Here’s a quote from Roger Ebert’s review:
“After I saw the first cut of Kelly’s “Southland Tales” at Cannes 2005, I was dazed, confused, bewildered, bored, affronted and deafened by the boos all around me.”
The film eventually grossed around US$300,000 in America from a budget of US$18 million. In case you’re numerically incompetent that’s like, not good. From what I can remember (I spent half of the running time snoring on the couch) it was iffy stuff indeed but also strangely visionary in a bold but trite, bite-off-more-than-you-can-chew kinda way…
Anyhow, Southland Tales’ paltry audience may have been a blessing in disguise as Kelly can now move onto his next feature relatively unencumbered by the last. Enter the prosaically titled The Box, a horror/thriller with a trailer (watch it below) freshly premiered on this ‘ere internet.
The story tells of a crying-poor-but-still-living-in-a-really-swanky-house middle class couple (Cameron Diaz and James Marsden) who are hungry for cash and frightened by the idea of moving. One day an unlabelled box arrives on their doorstep; they open it up and take out a mysterious device that looks like a complicated version of the bullshit buzzer. Shortly later Frank Langella (nominated for an Oscar earlier this year for his terrific performance in Frost/Nixon) also arrives on their doorstep, apparently missing a large chunk of the left side of his face. He tells Diaz that if she pushes the button two things will happen: “first, someone somewhere in the world whom you don’t know will die. Second, you will receive a payment of one million dollars.”
Oooooh, sounds scary, and very much reminiscent of W.W. Jacobs’s classic miracle-with-repercussions tale The Monkey’s Paw. The Box also looks awfully schlocky, so we’ll tentatively label this one as ‘approach with caution.’ But we’ll see how Kelly goes: he has some ground to make up, even if general audiences may not realise it.


4 Comments
How many times to do you get to push the button?
Can you name your victims?
Jebus my engrish!
How many times DO you get to push the button?
What’s wrong with Frank’s face?

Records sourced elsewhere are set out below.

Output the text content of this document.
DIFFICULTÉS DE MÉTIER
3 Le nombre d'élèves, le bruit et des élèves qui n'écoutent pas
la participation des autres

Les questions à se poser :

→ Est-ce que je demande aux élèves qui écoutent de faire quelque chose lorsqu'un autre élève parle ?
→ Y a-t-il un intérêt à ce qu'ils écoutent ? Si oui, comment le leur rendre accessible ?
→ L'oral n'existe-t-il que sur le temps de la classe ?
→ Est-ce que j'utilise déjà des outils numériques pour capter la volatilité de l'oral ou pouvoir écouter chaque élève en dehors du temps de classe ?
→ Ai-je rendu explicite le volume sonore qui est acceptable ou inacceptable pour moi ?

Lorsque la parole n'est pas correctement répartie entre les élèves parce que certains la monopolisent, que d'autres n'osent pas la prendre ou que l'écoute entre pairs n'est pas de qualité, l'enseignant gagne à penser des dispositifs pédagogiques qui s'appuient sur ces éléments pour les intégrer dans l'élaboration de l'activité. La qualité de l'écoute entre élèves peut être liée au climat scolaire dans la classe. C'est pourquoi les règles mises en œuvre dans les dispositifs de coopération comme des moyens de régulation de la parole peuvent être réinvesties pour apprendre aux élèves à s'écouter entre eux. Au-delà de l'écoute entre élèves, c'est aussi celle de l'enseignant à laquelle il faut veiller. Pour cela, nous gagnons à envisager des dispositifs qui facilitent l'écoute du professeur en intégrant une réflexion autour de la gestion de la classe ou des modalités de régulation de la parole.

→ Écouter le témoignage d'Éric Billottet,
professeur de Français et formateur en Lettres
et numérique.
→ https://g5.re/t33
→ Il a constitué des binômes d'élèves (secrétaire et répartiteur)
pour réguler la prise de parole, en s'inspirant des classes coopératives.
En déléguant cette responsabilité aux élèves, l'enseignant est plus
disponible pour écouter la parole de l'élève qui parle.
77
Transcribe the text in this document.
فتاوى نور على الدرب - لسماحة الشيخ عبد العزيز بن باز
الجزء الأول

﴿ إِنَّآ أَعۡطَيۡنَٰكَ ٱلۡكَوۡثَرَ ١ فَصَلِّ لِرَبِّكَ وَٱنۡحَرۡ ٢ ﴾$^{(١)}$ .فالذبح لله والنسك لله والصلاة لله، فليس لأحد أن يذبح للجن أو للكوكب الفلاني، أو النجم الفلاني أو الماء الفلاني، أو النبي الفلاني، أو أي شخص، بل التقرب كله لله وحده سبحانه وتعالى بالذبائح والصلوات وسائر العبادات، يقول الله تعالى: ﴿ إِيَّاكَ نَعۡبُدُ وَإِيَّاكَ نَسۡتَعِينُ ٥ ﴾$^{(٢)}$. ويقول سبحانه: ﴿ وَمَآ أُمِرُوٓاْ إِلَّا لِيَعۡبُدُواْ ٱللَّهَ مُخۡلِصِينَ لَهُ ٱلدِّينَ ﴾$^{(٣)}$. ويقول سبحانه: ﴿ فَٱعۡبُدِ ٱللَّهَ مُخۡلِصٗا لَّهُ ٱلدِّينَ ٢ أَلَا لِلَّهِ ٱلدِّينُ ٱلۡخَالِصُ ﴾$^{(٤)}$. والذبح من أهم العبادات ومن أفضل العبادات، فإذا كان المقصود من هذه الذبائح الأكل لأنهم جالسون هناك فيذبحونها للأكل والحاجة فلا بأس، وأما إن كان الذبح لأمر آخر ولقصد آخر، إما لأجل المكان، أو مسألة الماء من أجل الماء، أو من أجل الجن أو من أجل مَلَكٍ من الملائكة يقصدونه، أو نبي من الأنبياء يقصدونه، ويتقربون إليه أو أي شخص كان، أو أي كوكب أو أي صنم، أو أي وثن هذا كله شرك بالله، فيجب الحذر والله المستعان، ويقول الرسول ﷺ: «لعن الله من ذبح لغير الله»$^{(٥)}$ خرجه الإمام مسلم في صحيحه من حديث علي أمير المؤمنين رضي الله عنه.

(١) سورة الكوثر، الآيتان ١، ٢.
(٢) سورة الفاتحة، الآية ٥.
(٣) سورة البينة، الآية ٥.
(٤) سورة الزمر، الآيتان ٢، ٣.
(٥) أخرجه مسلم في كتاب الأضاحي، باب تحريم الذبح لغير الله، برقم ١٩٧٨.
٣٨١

Has it something to do with the button?
The Box could be a DVD night in me thinks.
Southland Tales was a pretty wacky film, I wasn’t sure what to make of it – Sci-fi with the Rock, Stiffler and Buffy?!? Tried too hard to be strange and weird for it’s own good. The scenes with the Rock on ice(or was it meth/crack) were bizarre, but I do remember thinking that visually it was very good and spectacular in parts – the airship @ night looked quite impressive from memory.
I too found southland tales interesting, especially Jon Lovitz, but I believe Mr Kelly was trying to impress his film school teachers and forgot about script. Apparently the prequel graphic novels give it clarity but who wants to read three comics to understand a movie
Things to love about southland tales
Jon Lovitz
Stiller playing “twins”
Wallace Shawn as the master of the world(perfect casting)
Buffy and friends talking politics in skimpy shorts on a love couch
repo man tributes
fake death by cop wedding
Many others but still cannot recommend movie as a whole
I first saw this same story featured on an episode of twilight zone called “Button, Button” around 1986. It was one of the more memorable of the generally pretty corny twilight zone serie. Hard to see it being translated into a feature film without an awful lot of padding.